Tariq M. Rana, Ph.D. is a Professor of Pediatrics and V/C for Innovation in Therapeutics at the University of California San Diego School of Medicine, where his laboratory studies RNA regulation of development and disease. Dr. Rana's laboratory has discovered fundamental structural and functional features of small RNAs required for gene silencing. In addition, his laboratory has uncovered mechanisms involving small RNAs and RNA-protein complexes in regulating host-pathogen interactions. Dr. Rana received his Ph.D. from the University of California at Davis and he was an American Cancer Society fellow at the University of California at Berkeley.
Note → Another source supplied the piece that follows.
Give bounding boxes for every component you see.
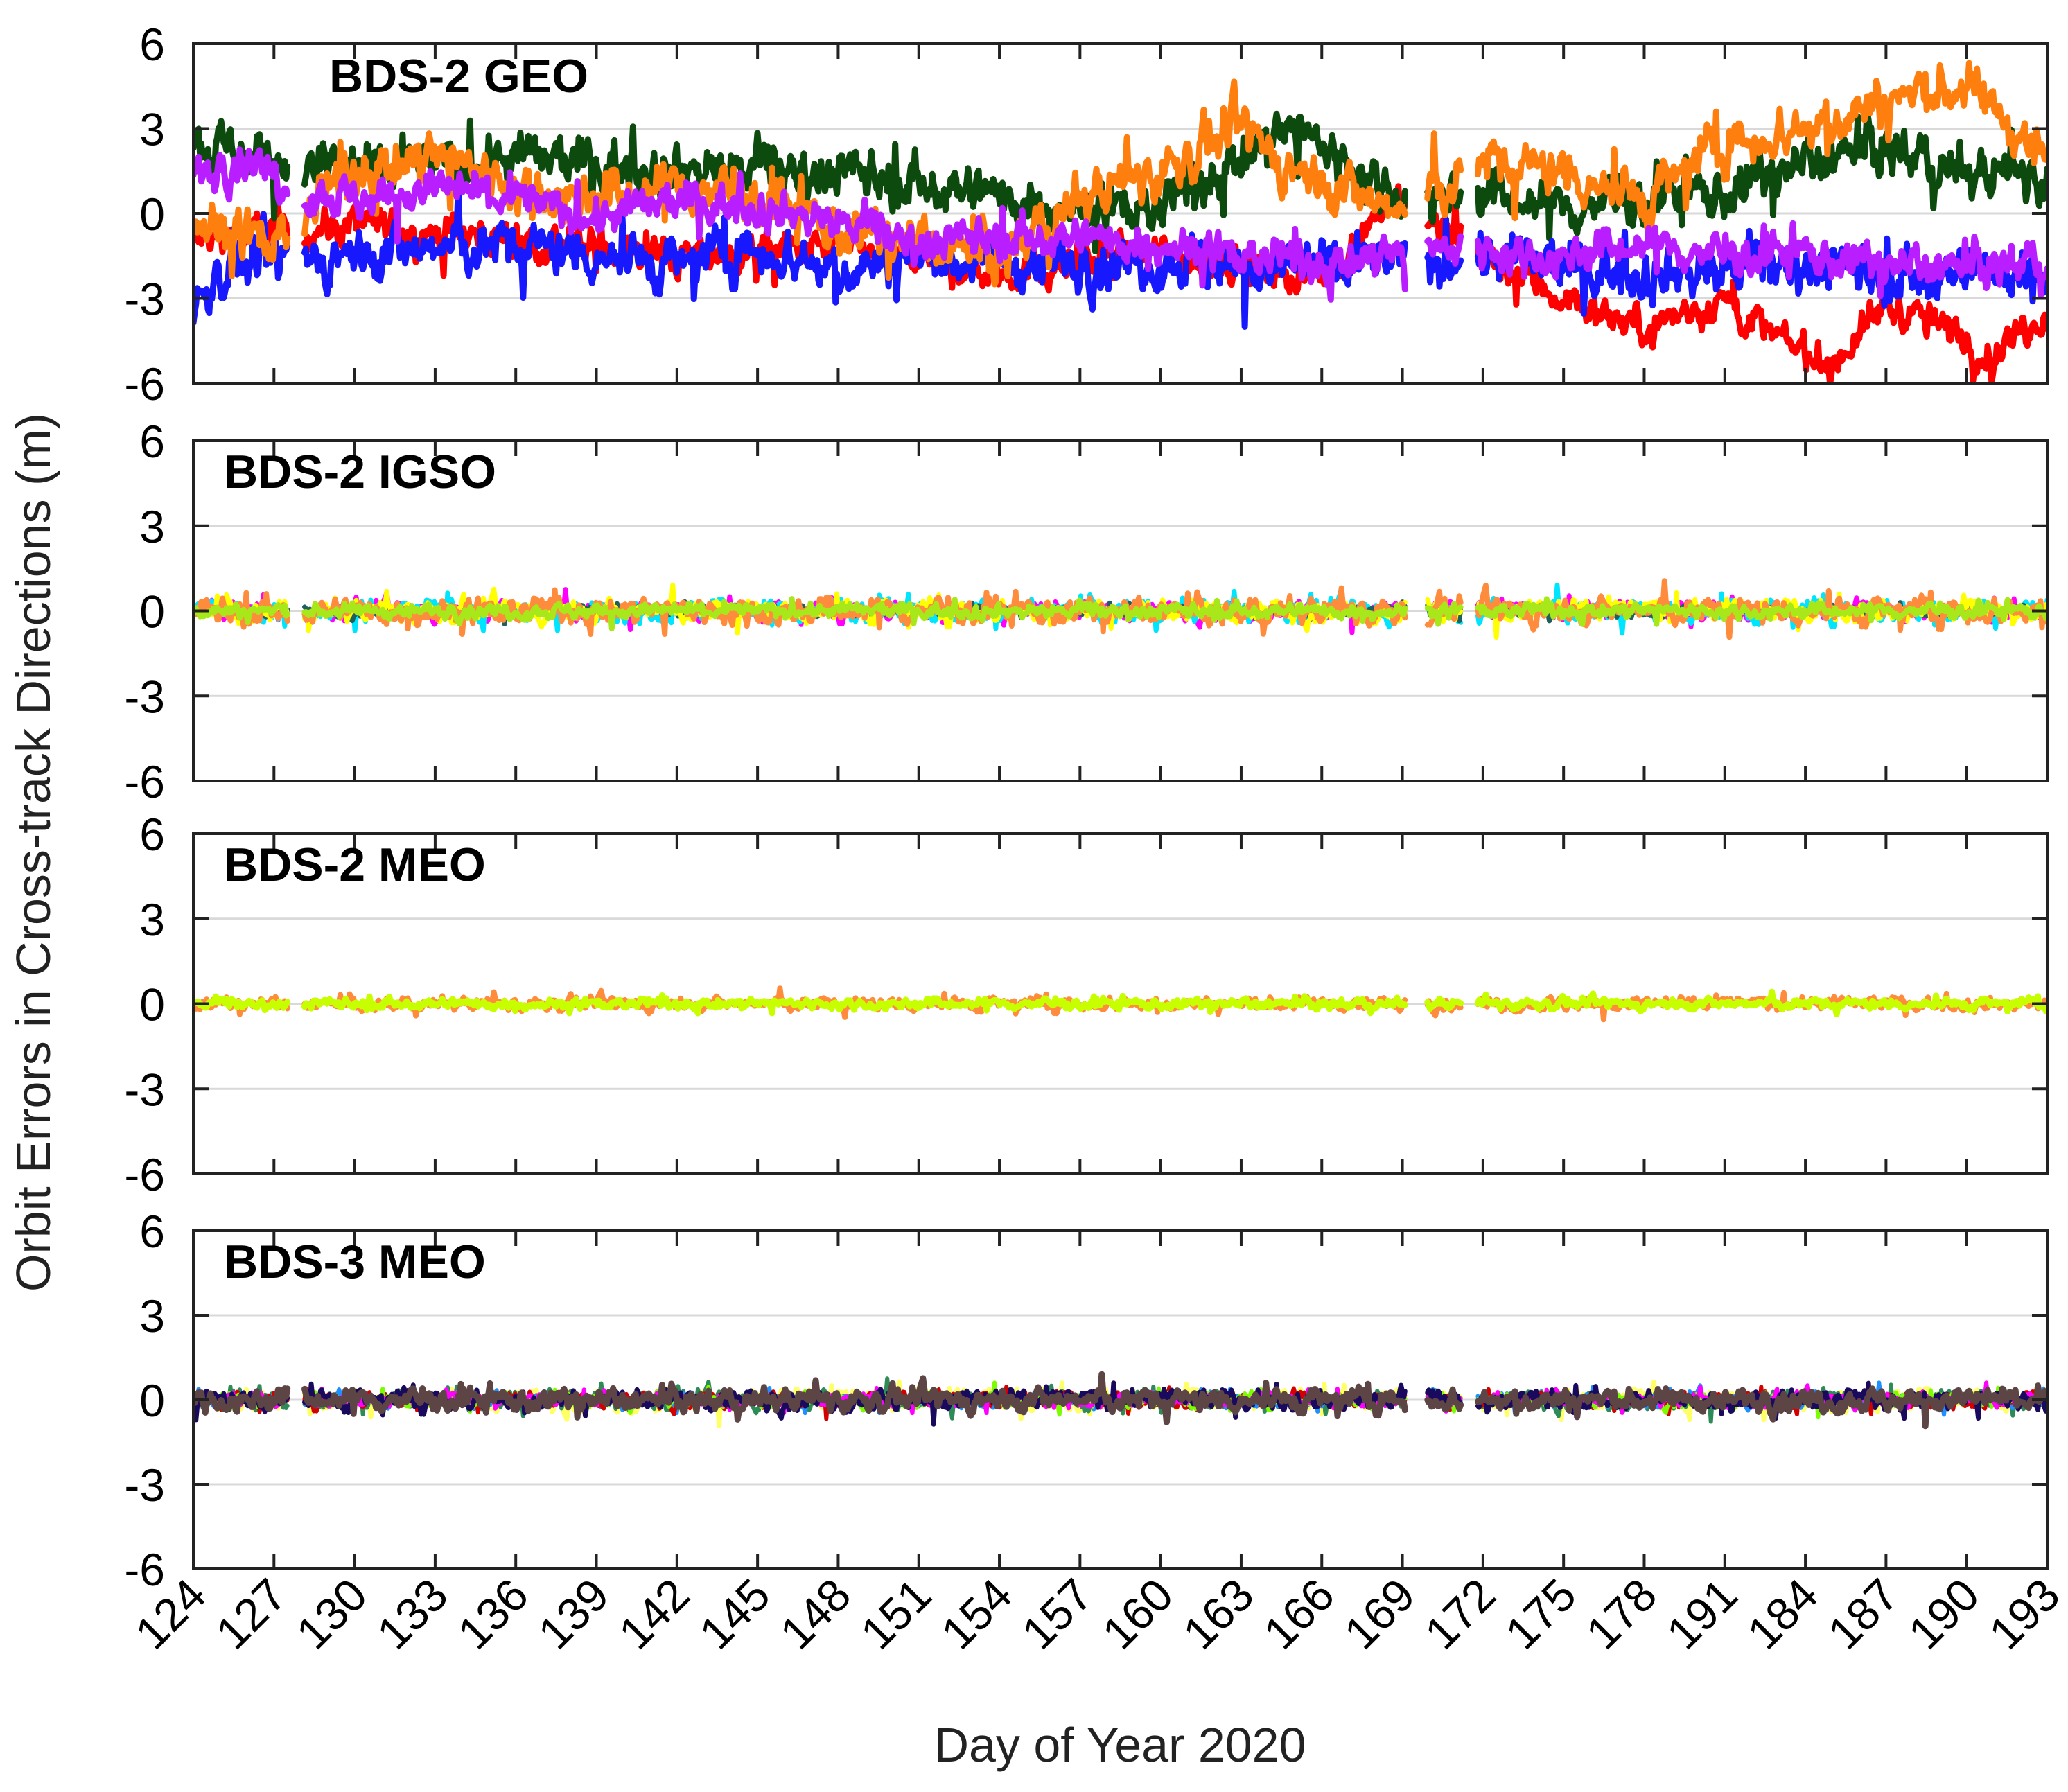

He was a Professor of Biochemistry and Molecular Pharmacology and founding Director of the Program in Chemical Biology at the University of Massachusetts Medical School, Worcester, Massachusetts, prior to joining the Sanford-Burnham Medical Research Institute in 2008. He held Sanford-Burnham Professorship and served as the founding director for the RNA Biology Program from 2008 to 2014.
Project: Modeling HIV/AIDS Associated Neurological Disorders with Human Pluripotent Cells: Dr. Rana will use an innovative approach to better understand the molecular mechanisms of brain disorders caused by HIV and its interaction with the damage from the use of methamphetamine. This project will build miniature models of the brain — developed with stem cells — to investigate brain injuries caused by HIV that are associated with neurocognitive disorders and the interactions with methamphetamine exposures.